Professor Christos Pantelis
Sunday 10th September
Chair of Researcher Workshop
Monday 11 September
Plenary 3: Neurodevelopment: Clinical Studies
Mapping Brain Changes in Schizophrenia – from Bedside to Bench.
Christos Pantelis is Foundation Professor of Neuropsychiatry and NHMRC L3 Investigator, Melbourne Neuropsychiatry Centre (MNC) in Department of Psychiatry, The University of Melbourne, and Honorary Professor at the Florey Institute for Neuroscience and Mental Health. He has been visiting Professor at Harvard, Cambridge (UK), and Copenhagen. He is Consultant at the Rehabilitation Unit, Sunshine Hospital, managing patients with treatment-resistant schizophrenia.
He is an internationally recognised expert in schizophrenia/psychoses, has published >700 scientific papers and 3 books, and is a highly cited scientist (2014-2022). He was first to describe dynamic brain changes at psychosis onset. His work explores the neurobiological basis of brain changes in psychosis/schizophrenia, (incl. early risk factors, genetics, neuro-inflammation, and metals/oxidative stress). His work on brain development has led to studies of children with schizotypal disorder. Recent studies of a neurodevelopmental mouse model aim to identify novel treatments.
Sunday Workshop Leaders
Dr Warda Syeda is Imaging Analysis Fellow at the Melbourne Brain Center Imaging Unit and Honorary Fellow at the Melbourne Neuropsychiatry Centre (MNC), with research interests focused on developing processing and modelling techniques for ultra-high field MRI, such as quantitative susceptibility mapping (QSM) and sodium MRI. Prior to commencing this role, Dr Syeda led pre-clinical neuroimaging at MNC, Department of Psychiatry, The University of Melbourne. Dr Syeda’s interdisciplinary research aims to facilitate the clinical integration of advanced research in neuropsychiatric disorders, such as autism and schizophrenia. She has a background in Electrical and Biomedical Engineering and provides expert contributions in methods development for advanced multivariate image processing and inference
Dr Cassandra Wannan is a postdoctoral research fellow at Orygen and an Honorary Research Fellow at the Melbourne Neuropsychiatry Centre (MNC) where she completed her PhD examining the neural underpinnings of memory impairment in schizophrenia-spectrum disorders. Dr Wannan’s research is focused on developing novel diagnostic and treatment tools to improve outcomes in children and youth experiencing mental illness. In particular, she is interested in biopsychosocial risk and resilience factors that can be used to identify, treat, and even prevent psychiatric illness at the earliest possible stages.

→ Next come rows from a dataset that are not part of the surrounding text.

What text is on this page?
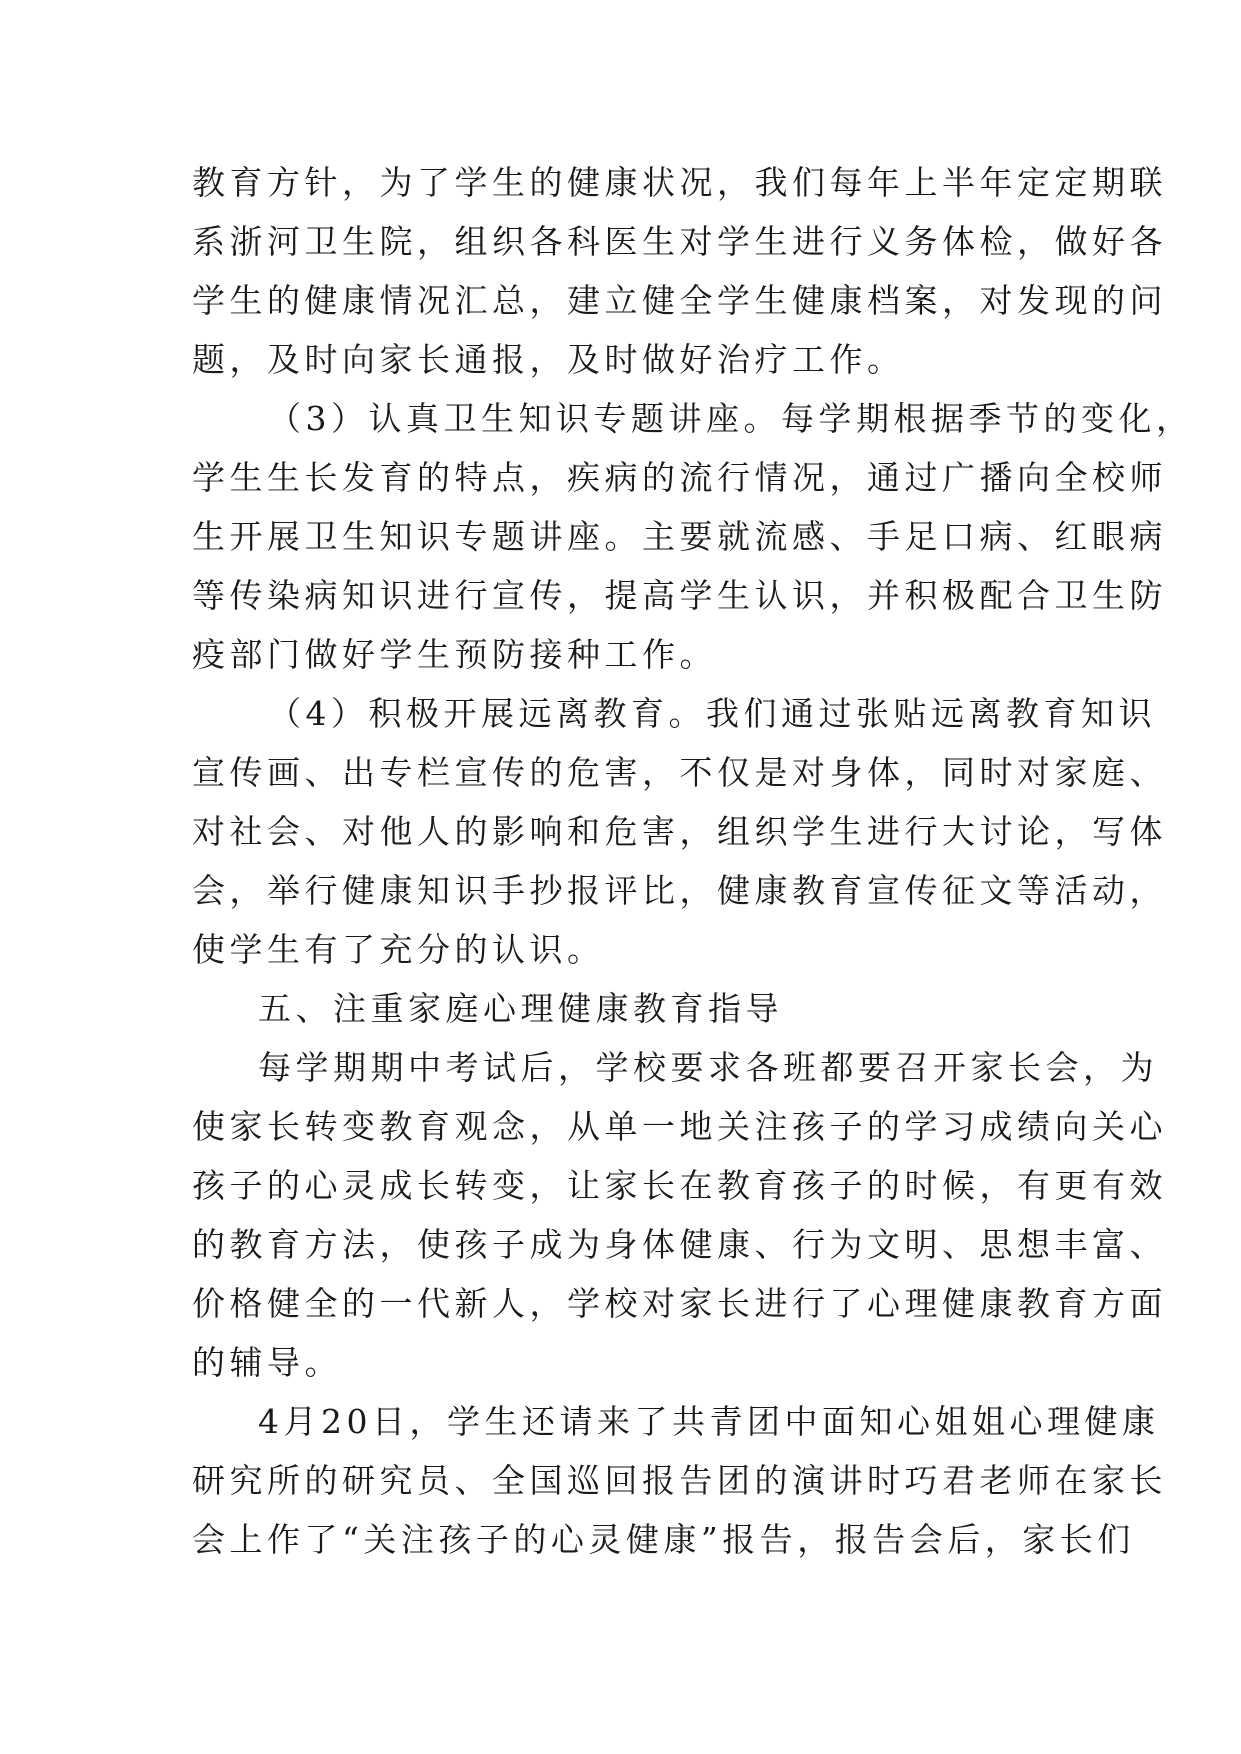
教育方针，为了学生的健康状况，我们每年上半年定定期联
系浙河卫生院，组织各科医生对学生进行义务体检，做好各
学生的健康情况汇总，建立健全学生健康档案，对发现的问
题，及时向家长通报，及时做好治疗工作。
（3）认真卫生知识专题讲座。每学期根据季节的变化，
学生生长发育的特点，疾病的流行情况，通过广播向全校师
生开展卫生知识专题讲座。主要就流感、手足口病、红眼病
等传染病知识进行宣传，提高学生认识，并积极配合卫生防
疫部门做好学生预防接种工作。
（4）积极开展远离教育。我们通过张贴远离教育知识
宣传画、出专栏宣传的危害，不仅是对身体，同时对家庭、
对社会、对他人的影响和危害，组织学生进行大讨论，写体
会，举行健康知识手抄报评比，健康教育宣传征文等活动，
使学生有了充分的认识。
五、注重家庭心理健康教育指导
每学期期中考试后，学校要求各班都要召开家长会，为
使家长转变教育观念，从单一地关注孩子的学习成绩向关心
孩子的心灵成长转变，让家长在教育孩子的时候，有更有效
的教育方法，使孩子成为身体健康、行为文明、思想丰富、
价格健全的一代新人，学校对家长进行了心理健康教育方面
的辅导。
4月20日，学生还请来了共青团中面知心姐姐心理健康
研究所的研究员、全国巡回报告团的演讲时巧君老师在家长
会上作了“关注孩子的心灵健康”报告，报告会后，家长们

Dr. Alec Jamieson is an early-career researcher at the Melbourne Neuropsychiatry Centre, (MNC, Department of Psychiatry, The University of Melbourne). His research uses functional magnetic resonance imaging and computational modelling to improve our understanding of the altered social-affective processing present in mood and anxiety disorders. He has worked across several NHMRC- funded clinical trials examining neuroimaging predictors of treatment response in major depressive disorder.
Sunday Workshop Demonstrator
Dr Yoshito Saito is a PhD candidate at the Melbourne Neuropsychiatry Centre (MNC, Department of Psychiatry, The University of Melbourne). Yoshito is currently engaged in investigating the association between brain structural alterations in structural and diffusion MRI and cognitive impairment in early-stage schizophrenia using a novel multivariate analysis and advanced imaging techniques. He aims to identify the characteristics of early-stage schizophrenia and work towards the early detection and prevention of severe disorder.